I also think it matters because of its place in context. The Up Stairs Lounge was a known meeting-place for the Metropolitan Community Churches, and the leaders of that organization saw it as another in a series of fires at their churches. There was a great deal of concern at the time that the fires were part of a conspiracy, or at least a trend.

That's certainly relevant today. We deal with domestic bombings and shootings and other acts of mass murder on a more frequent basis. There's no conspiracy, but it sometimes seems worse than a conspiracy. There's the sense that something bubbles up from our primordial soup. Something swells in the zeitgeist that provokes these men to what they think is revolutionary zeal or psychic self-defense or protection of some perceived birthright, or a primal scream at a perceived cosmic injustice.

No arrest was ever made, but there was a suspect who died before he was arrested. If he was indeed the arsonist, and if the suppositions we can make about his motives are correct, then a straight line can be drawn from his act of violence to the mass gun violence we see today: angry young men with severe depression who for some reason come to feel terribly slighted by life, or by their communities, or both. In this case, it may have been homophobia, but homophobia turned on oneself.

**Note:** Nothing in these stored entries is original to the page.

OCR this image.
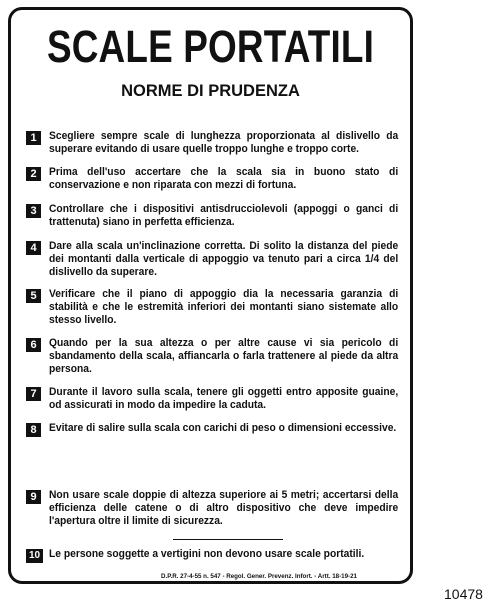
SCALE PORTATILI
NORME DI PRUDENZA
1	Scegliere sempre scale di lunghezza proporzionata al dislivello da superare evitando di usare quelle troppo lunghe e troppo corte.
2	Prima dell'uso accertare che la scala sia in buono stato di conservazione e non riparata con mezzi di fortuna.
3	Controllare che i dispositivi antisdrucciolevoli (appoggi o ganci di trattenuta) siano in perfetta efficienza.
4	Dare alla scala un'inclinazione corretta. Di solito la distanza del piede dei montanti dalla verticale di appoggio va tenuto pari a circa 1/4 del dislivello da superare.
5	Verificare che il piano di appoggio dia la necessaria garanzia di stabilità e che le estremità inferiori dei montanti siano sistemate allo stesso livello.
6	Quando per la sua altezza o per altre cause vi sia pericolo di sbandamento della scala, affiancarla o farla trattenere al piede da altra persona.
7	Durante il lavoro sulla scala, tenere gli oggetti entro apposite guaine, od assicurati in modo da impedire la caduta.
8	Evitare di salire sulla scala con carichi di peso o dimensioni eccessive.
9	Non usare scale doppie di altezza superiore ai 5 metri; accertarsi della efficienza delle catene o di altro dispositivo che deve impedire l'apertura oltre il limite di sicurezza.
10 Le persone soggette a vertigini non devono usare scale portatili.
D.P.R. 27-4-55 n. 547 - Regol. Gener. Prevenz. Infort. - Artt. 18-19-21
10478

I wonder if what we call homophobia is really "femophobia" some fear of losing one's manhood or being thought of, or thinking of oneself, as a woman. As not masculine enough. As a failure as a man. Certainly that would have been in play for the suspect.

We continue to grapple with violence with why men (and it always seems to be men) turn into mass killers. The history of the Up Stairs lounge provides few answers, but it does remind us that the history of mass violence in the U.S. is not a short one. It gives us an opportunity to reflect on what messages we send to our young men and boys as we raise them.